AgReliant has been steadily gaining market share despite stiff corporate competition. Craig Newman, vice president of sales and marketing, says staying close to the grower is critical to success.
An independent shows it can run with the big dogs
Craig Newman’s office sits surrounded by corn. AgReliant Genetics’ Westfield, Ind., headquarters
is about as close as you can get to the customer.
It is also as far as you can get from the college-like campuses of its major competitors.
But then, AgReliant isn’t like any other top-tier seed firm. The fourth largest seed corn company in the U.S., it is the largest seed company not owned by a company selling chemicals. That fact, Newman believes, is part of the reason behind the AgReliant’s consistent growth in market share.
"Being independent, we have access to all the major traits available and can and do offer these choices to farmer customers," says Newman, vice president of sales and marketing. "However, we are also one of the top five research companies with multiple research stations across North America. High-performing proprietary genetics is our most unique feature and one of the major benefits to doing business with AgReliant."

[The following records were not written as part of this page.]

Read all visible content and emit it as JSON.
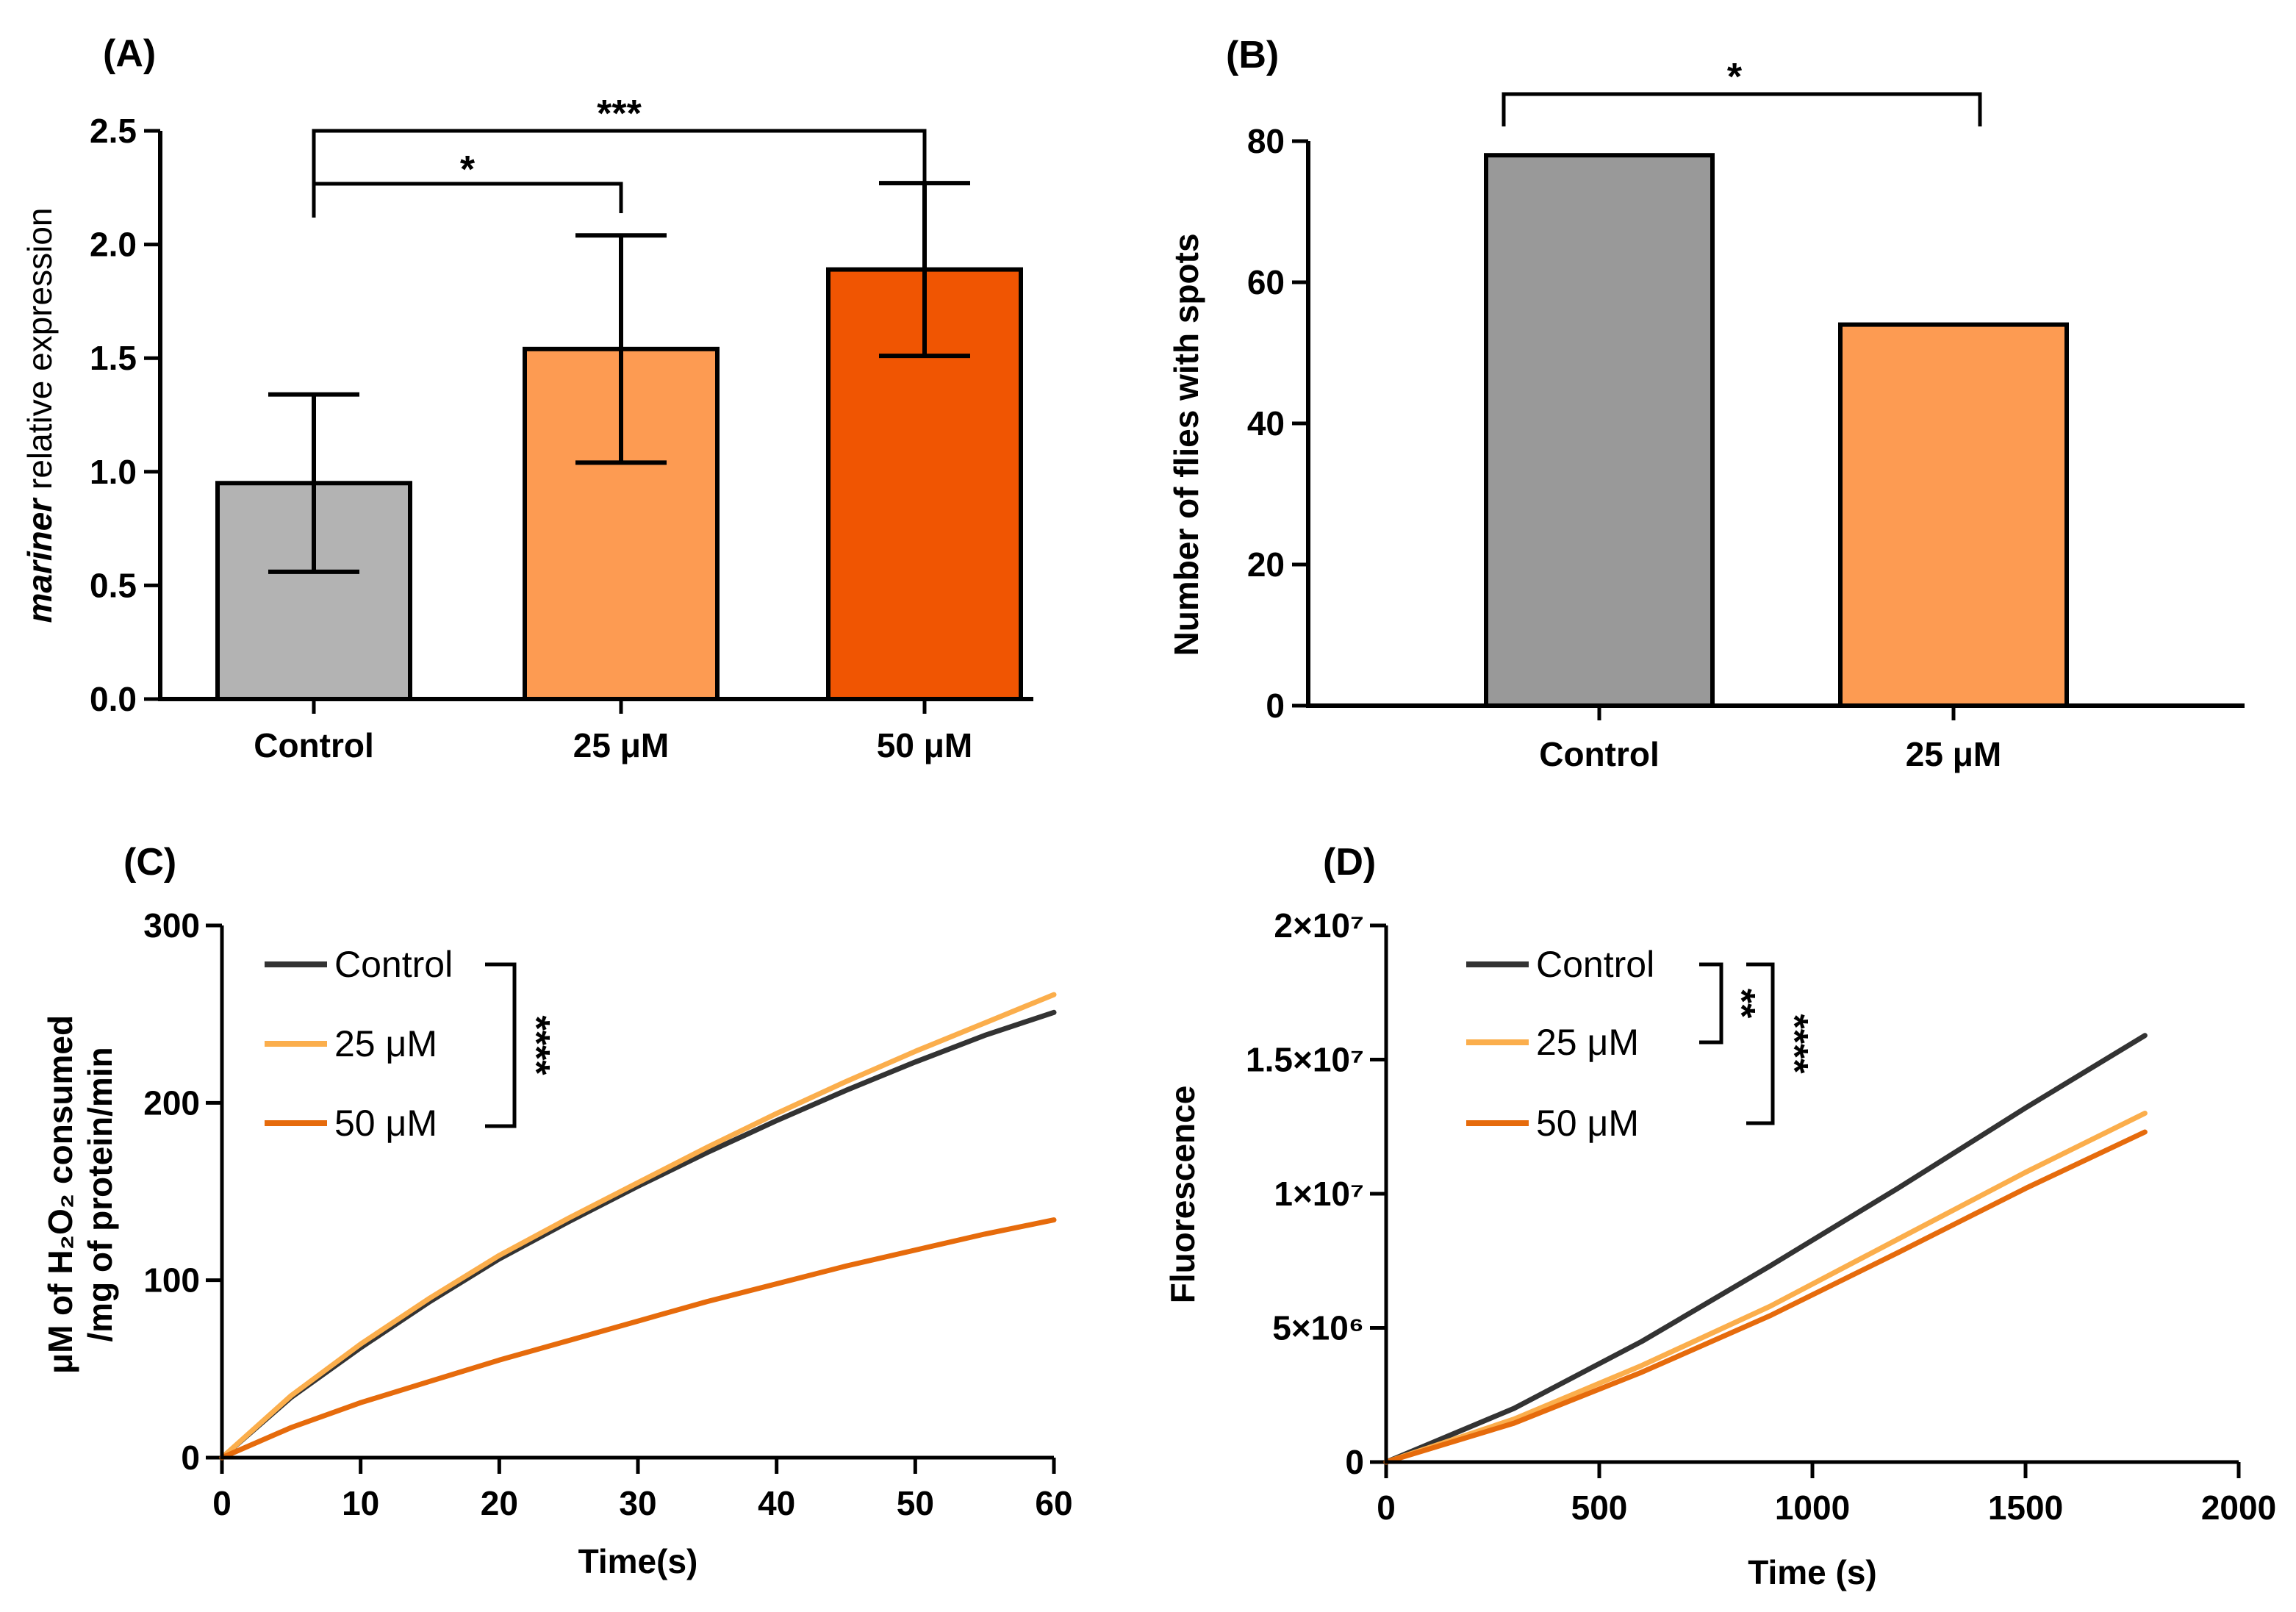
{
  "chart_data": [
    {
      "panel": "(A)",
      "type": "bar",
      "categories": [
        "Control",
        "25 μM",
        "50 μM"
      ],
      "values": [
        0.95,
        1.54,
        1.89
      ],
      "error": [
        0.39,
        0.5,
        0.38
      ],
      "colors": [
        "#b3b3b3",
        "#fd9b52",
        "#f05502"
      ],
      "ylabel_italic": "mariner",
      "ylabel": " relative expression",
      "ylim": [
        0,
        2.5
      ],
      "yticks": [
        "0.0",
        "0.5",
        "1.0",
        "1.5",
        "2.0",
        "2.5"
      ],
      "significance": [
        {
          "from": "Control",
          "to": "25 μM",
          "label": "*"
        },
        {
          "from": "Control",
          "to": "50 μM",
          "label": "***"
        }
      ]
    },
    {
      "panel": "(B)",
      "type": "bar",
      "categories": [
        "Control",
        "25 μM"
      ],
      "values": [
        78,
        54
      ],
      "colors": [
        "#999999",
        "#fd9b52"
      ],
      "ylabel": "Number of flies with spots",
      "ylim": [
        0,
        80
      ],
      "yticks": [
        "0",
        "20",
        "40",
        "60",
        "80"
      ],
      "significance": [
        {
          "from": "Control",
          "to": "25 μM",
          "label": "*"
        }
      ]
    },
    {
      "panel": "(C)",
      "type": "line",
      "x": [
        0,
        5,
        10,
        15,
        20,
        25,
        30,
        35,
        40,
        45,
        50,
        55,
        60
      ],
      "series": [
        {
          "name": "Control",
          "color": "#333333",
          "values": [
            0,
            34,
            62,
            88,
            112,
            133,
            153,
            172,
            190,
            207,
            223,
            238,
            251
          ]
        },
        {
          "name": "25 μM",
          "color": "#fbae4c",
          "values": [
            0,
            35,
            64,
            90,
            114,
            135,
            155,
            175,
            194,
            212,
            229,
            245,
            261
          ]
        },
        {
          "name": "50 μM",
          "color": "#e66b0c",
          "values": [
            0,
            17,
            31,
            43,
            55,
            66,
            77,
            88,
            98,
            108,
            117,
            126,
            134
          ]
        }
      ],
      "ylabel_line1": "μM of H₂O₂ consumed",
      "ylabel_line2": "/mg of protein/min",
      "xlabel": "Time(s)",
      "xlim": [
        0,
        60
      ],
      "ylim": [
        0,
        300
      ],
      "xticks": [
        "0",
        "10",
        "20",
        "30",
        "40",
        "50",
        "60"
      ],
      "yticks": [
        "0",
        "100",
        "200",
        "300"
      ],
      "significance": [
        {
          "series": [
            "Control",
            "25 μM",
            "50 μM"
          ],
          "label": "****"
        }
      ]
    },
    {
      "panel": "(D)",
      "type": "line",
      "x": [
        0,
        300,
        600,
        900,
        1200,
        1500,
        1780
      ],
      "series": [
        {
          "name": "Control",
          "color": "#333333",
          "values": [
            0,
            2000000,
            4500000,
            7300000,
            10200000,
            13200000,
            15900000
          ]
        },
        {
          "name": "25 μM",
          "color": "#fbae4c",
          "values": [
            0,
            1600000,
            3600000,
            5800000,
            8300000,
            10800000,
            13000000
          ]
        },
        {
          "name": "50 μM",
          "color": "#e66b0c",
          "values": [
            0,
            1450000,
            3350000,
            5450000,
            7800000,
            10200000,
            12300000
          ]
        }
      ],
      "ylabel": "Fluorescence",
      "xlabel": "Time (s)",
      "xlim": [
        0,
        2000
      ],
      "ylim": [
        0,
        20000000
      ],
      "xticks": [
        "0",
        "500",
        "1000",
        "1500",
        "2000"
      ],
      "yticks": [
        "0",
        "5×10⁶",
        "1×10⁷",
        "1.5×10⁷",
        "2×10⁷"
      ],
      "significance": [
        {
          "series": [
            "Control",
            "25 μM"
          ],
          "label": "**"
        },
        {
          "series": [
            "Control",
            "50 μM"
          ],
          "label": "****"
        }
      ]
    }
  ]
}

AgReliant Genetics was formed in 2000 as a joint venture of the U.S. and Canadian subsidiaries of Groupe Limagrain of Chappes, France, and KWS SAAT AG of Einbeck, Germany. Both parents are independent seed companies with sales throughout the world. AgReliant markets seeds in North America under the AgriGold, Great Lakes Hybrids, LG Seeds, Pride, Producers Hybrids and Wensman brands.
Newman, an Indiana farm boy and Purdue graduate, spent nearly eight years selling toothpaste, deodorant and shampoo for Procter & Gamble before being recruited to Akin Seed Company. It was 1979. The company had previously ended a partnership with Funk’s G Hybrid to form Golden Harvest and was terminating that relationship to re-establish its independence as AgriGold Hybrids.
"The agricultural seed industry is fiercely competitive, but it’s nothing compared to the food and drug business," Newman says. "I feel fortunate to live and work where I know most of the farmers in the county. I go to church with them, have coached their children. I hear their pressing
concerns—sometimes whether I want to or not. Providing products and services they need is a hot spot with me."
This personal touch is still top of mind within AgReliant Genetics. Its growth curve has come by concentrating on customer service, performance and seed quality. Newman credits an agronomy team and field research for building grower loyalty. To this day, every ear of seed corn is hand-sorted to maximize seed quality.
Help from haploids. AgReliant breeders lead the industry in unlocking the secrets behind doubled-haploid technology. "It accelerates corn hybrid development by producing 100% pure parents in a fraction of the time of traditional breeding," Newman says. "Incorporating this with molecular marker technology and intense use of off-season production has given us enough self-reliance to compete."
Since 2000, the company has seen market share increase from 3% to nearly 7% for 2011, and Newman says the increases have been consistent across brands. "We’ve been one of the most successful in the U.S. in multi-branding. It works because each brand has its own strengths and identity but also has access to AgReliant’s expertise in research and production."
Newman sees helping farmers sort through the new technology and genetics in a complex, fast-moving world as a challenge. "It involves more research, testing and education by seed companies so we can help farmers make the best choices to maximize profits.
"Seed companies are being challenged to sort it out for themselves too," he adds. "We develop over 100,000 unique hybrids every year. We constantly ask, What traits do we concentrate on and develop; what seed treatments do we offer? There are so many choices and so much complexity today, but that’s also what makes the business exciting."